Leading AI expert delays timeline for its possible destruction of humanity | AI (artificial intelligence)


A leading artificial intelligence expert has rolled back his timeline for AI doom, saying it will take longer than he initially predicted for AI systems to be able to code autonomously and thus speed their own development toward superintelligence.

Daniel Kokotajlo, a former employee of OpenAI, sparked an energetic debate in April by releasing AI 2027, a scenario that envisions unchecked AI development leading to the creation of a superintelligence, which – after outfoxing world leaders – destroys humanity.

The scenario rapidly won admirers and detractors. The US vice-president, JD Vance, appeared to reference AI 2027 in an interview last May when discussing the US’s artificial intelligence arms race with China. Gary Marcus, an emeritus professor of neuroscience at New York University, called the piece a “work of fiction” and various of its conclusions “pure science fiction mumbo jumbo”.

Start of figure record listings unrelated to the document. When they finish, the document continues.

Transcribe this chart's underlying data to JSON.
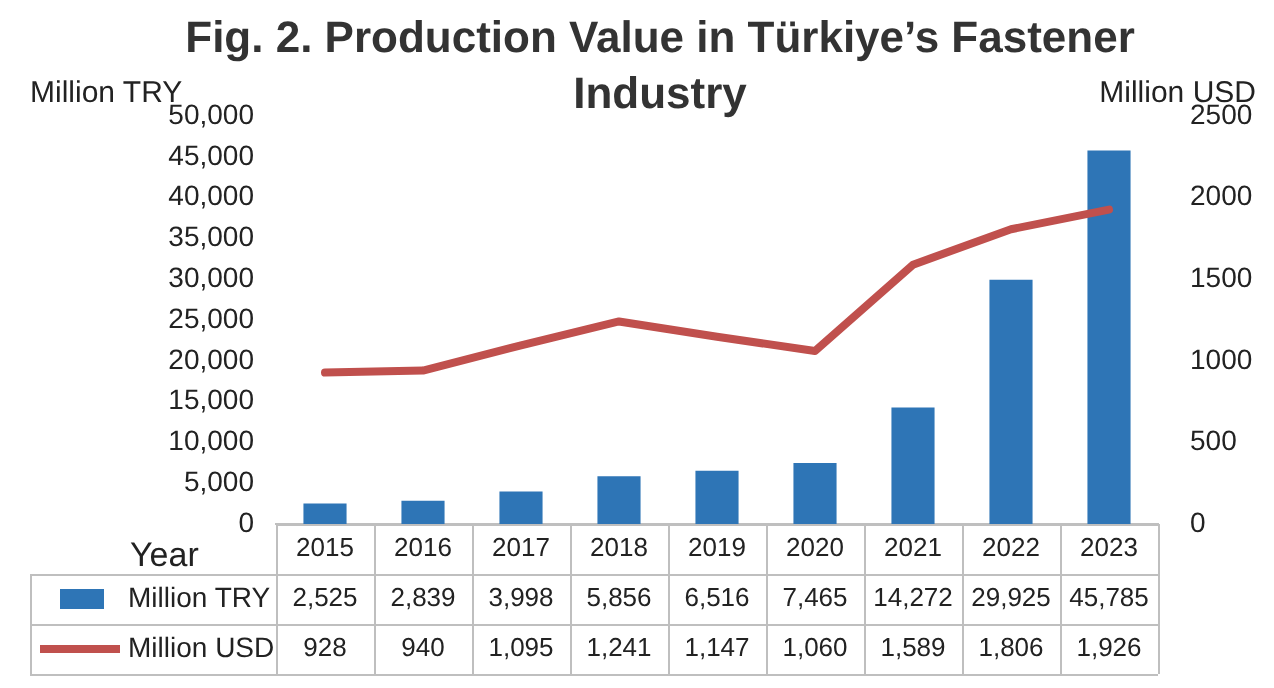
{
  "chart_data": {
    "type": "bar",
    "title": "Fig. 2. Production Value in Türkiye’s Fastener Industry",
    "xlabel": "Year",
    "ylabel": "Million TRY",
    "y2label": "Million USD",
    "categories": [
      "2015",
      "2016",
      "2017",
      "2018",
      "2019",
      "2020",
      "2021",
      "2022",
      "2023"
    ],
    "series": [
      {
        "name": "Million TRY",
        "color": "#2e75b6",
        "values": [
          2525,
          2839,
          3998,
          5856,
          6516,
          7465,
          14272,
          29925,
          45785
        ],
        "value_labels": [
          "2,525",
          "2,839",
          "3,998",
          "5,856",
          "6,516",
          "7,465",
          "14,272",
          "29,925",
          "45,785"
        ]
      },
      {
        "name": "Million USD",
        "type": "line",
        "axis": "y2",
        "color": "#c0504d",
        "values": [
          928,
          940,
          1095,
          1241,
          1147,
          1060,
          1589,
          1806,
          1926
        ],
        "value_labels": [
          "928",
          "940",
          "1,095",
          "1,241",
          "1,147",
          "1,060",
          "1,589",
          "1,806",
          "1,926"
        ]
      }
    ],
    "ylim": [
      0,
      50000
    ],
    "yticks": [
      0,
      {
        "value": 5000,
        "label": "5,000"
      },
      {
        "value": 10000,
        "label": "10,000"
      },
      {
        "value": 15000,
        "label": "15,000"
      },
      {
        "value": 20000,
        "label": "20,000"
      },
      {
        "value": 25000,
        "label": "25,000"
      },
      {
        "value": 30000,
        "label": "30,000"
      },
      {
        "value": 35000,
        "label": "35,000"
      },
      {
        "value": 40000,
        "label": "40,000"
      },
      {
        "value": 45000,
        "label": "45,000"
      },
      {
        "value": 50000,
        "label": "50,000"
      }
    ],
    "y2lim": [
      0,
      2500
    ],
    "y2ticks": [
      0,
      500,
      1000,
      1500,
      2000,
      2500
    ],
    "legend": "bottom",
    "marker": "none",
    "line_style": "solid"
  }
}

‘Our timelines … are a bit longer still,’ Daniel Kokotajlo wrote. Photograph: Twitter/X

Timelines for transformative artificial intelligence – sometimes called AGI (artificial general intelligence), or AI capable of replacing humans at most cognitive tasks – have become a fixture in communities devoted to AI safety. The release of ChatGPT in 2022 vastly accelerated these timelines, with officials and experts predicting the arrival of AGI within decades or years.

Kokotajlo and his team named 2027 as the year AI would achieve “fully autonomous coding” although they said that this was a “most likely” guess and some among them had longer timelines. Now, some doubts appear to be surfacing about the imminence of AGI, and whether the term is meaningful in the first place.

“A lot of other people have been pushing their timelines further out in the past year, as they realise how jagged AI performance is,” said Malcolm Murray, an AI risk management expert and one of the authors of the International AI Safety Report.

“For a scenario like AI 2027 to happen, [AI] would need a lot of more practical skills that are useful in real-world complexities. I think people are starting to realise the enormous inertia in the real world that will delay complete societal change.”

“The term AGI made sense from far away, when AI systems were very narrow – playing chess, and playing Go,” said Henry Papadatos, the executive director of the French AI nonprofit SaferAI. “Now we have systems that are quite general already and the term does not mean as much.”

Kokotajlo’s AI 2027 relies on the idea that AI agents will fully automate coding and AI R&D by 2027, leading to an “intelligence explosion” in which AI agents create smarter and smarter versions of themselves, and then – in one possible ending – kill all humans by mid-2030 in order to make room for more solar panels and datacentres.

However, in their update, Kokotajlo and his co-authors revise their expectations for when AI might be able to code autonomously, putting this as likely to happen in the early 2030s, as opposed to 2027. The new forecast sets 2034 as the new horizon for “superintelligence” and does not contain a guess for when AI may destroy humanity.

“Things seem to be going somewhat slower than the AI 2027 scenario. Our timelines were longer than 2027 when we published and now they are a bit longer still,” wrote Kokotajlo in a post on X.

Creating AIs that can do AI research is still firmly an aim of leading AI companies. The OpenAI CEO, Sam Altman, said in October that having an automated AI researcher by March 2028 was an “internal goal” of his company, but added: “We may totally fail at this goal.”

Andrea Castagna, a Brussels-based AI policy researcher, said there were a number of complexities that dramatic AGI timelines do not address. “The fact that you have a superintelligent computer focused on military activity doesn’t mean you can integrate it into the strategic documents we have compiled for the last 20 years.

“The more we develop AI, the more we see that the world is not science fiction. The world is a lot more complicated than that.”